Thanks for the code! This is so helpful very helpful :)

Amber

[joey711]

Sure thing! I'm working on the revised version of plot_heatmap for the package right now. Since this is a bug I will attempt to push the fix into the release and devel versions on Bioconductor as well.

I'll keep this issue open until I've merged a fix, and I'll mention it here, too.

Thanks for the feedback, Amber. I'm sure others have run into this problem as well.

joey

[dragonflywingz]

Hello again, Just another quick question with respect to plot_heatmap: How is abundance calculated for plot_heatmap? When I create the psmelt heatmap (above method) the abundance levels are much different from the plot_heatmap. I need to be able to report actual abundances or the formula used to calculated the 'relative abundance' on the plot_heatmap graphic. Amber

[joey711]

The color scale is shown on the plots and should be accurate. Let me know if you think that it isn't. If you want to actually report abundance values, you should not use a heatmap. Instead, plot_bar is a very good and flexible tool for this purpose. Heatmaps are a semi-quantitative tool (let's be honest). And here's why: the abundance values must be mapped to this strange, human-interpreted color space that we're calling our "color scale". It's impossible to "see" the values precisely. As in, possible for the computer to calculate, but literally impossible for viewers of your graphic to interpret precisely. The struggle then is to select a scale/transformation that emphasizes the patterns in the data that you are attempting to convey.
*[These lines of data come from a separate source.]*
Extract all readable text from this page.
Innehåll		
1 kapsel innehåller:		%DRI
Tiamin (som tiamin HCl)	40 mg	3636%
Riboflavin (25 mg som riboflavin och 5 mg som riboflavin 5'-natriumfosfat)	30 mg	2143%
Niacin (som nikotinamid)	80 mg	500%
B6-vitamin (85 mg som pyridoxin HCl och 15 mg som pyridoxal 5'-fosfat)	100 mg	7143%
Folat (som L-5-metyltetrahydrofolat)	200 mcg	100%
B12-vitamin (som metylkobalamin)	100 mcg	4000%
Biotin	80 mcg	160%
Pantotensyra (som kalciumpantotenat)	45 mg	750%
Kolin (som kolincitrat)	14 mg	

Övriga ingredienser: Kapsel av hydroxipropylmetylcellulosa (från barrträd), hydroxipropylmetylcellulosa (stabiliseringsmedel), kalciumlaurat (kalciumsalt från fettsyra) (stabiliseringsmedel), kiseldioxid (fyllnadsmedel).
The default color scale is using what you can think of as a logarithmic transformation of the abundance values. This is actually explained in the documentation for plot_heatmap. See the argument called trans. The default argument to trans is log_trans(4). The log_trans function is from the scales package, so see ?scales::log_trans for more details. You can provide other transformations from the scales package, but in all cases these should be changing the way the color scale is setup, but not changing the values themselves... For instance, an abundance value of 0 should still look like whatever color is at the bottom of the scale, and an abundance value of 4000 should look like wherever that would be on the scale, keeping in mind that it might be a log-ish scale. You can play around with the scales and determine which one you think best represents the patterns in your data. Note that extreme (or just bad) choices for transformation can hide or misrepresent patterns in the data, effectively a kind of bias. Avoid those choices if you're worried about the apparent accuracy, but keep in mind that the colors in the generic/vanilla psmelt heatmap example above will not and should not be the same as the plot_heatmap default, even with the same low and high values, because the abundances are not being mapped to the color scale in the same way.

Does that make sense?

Thanks for the feedback. It is giving me more ideas for documentation to add in the phyloseq demo and the phyloseq tutorials. I can see why some of this would not be obvious, or even get confusing.

~Joey

[joey711]

The update has been merged into the master. This issue is now fixed in the github-devel version of phyloseq.

[montoyah]

Hi Joey,

I've a similar problem but with bar_plot. The unresolved genera are reported as NA, and they're not showing up in the legend but the colored bars are in the plot. Was the solution for the heatmap issue reported in this thread also implemented for bar_plots?. If it was, how can I use it to convert the NAs into character so I can replace them with scale_fill_manual(), for example?

Thanks in advance.

[NeginValizadegan]

Hi all,

I made a heatmap based on phylum on the Y axis and species on the X axis. However, my taxa labels are so long (for some reason) that the labels are not visible at all.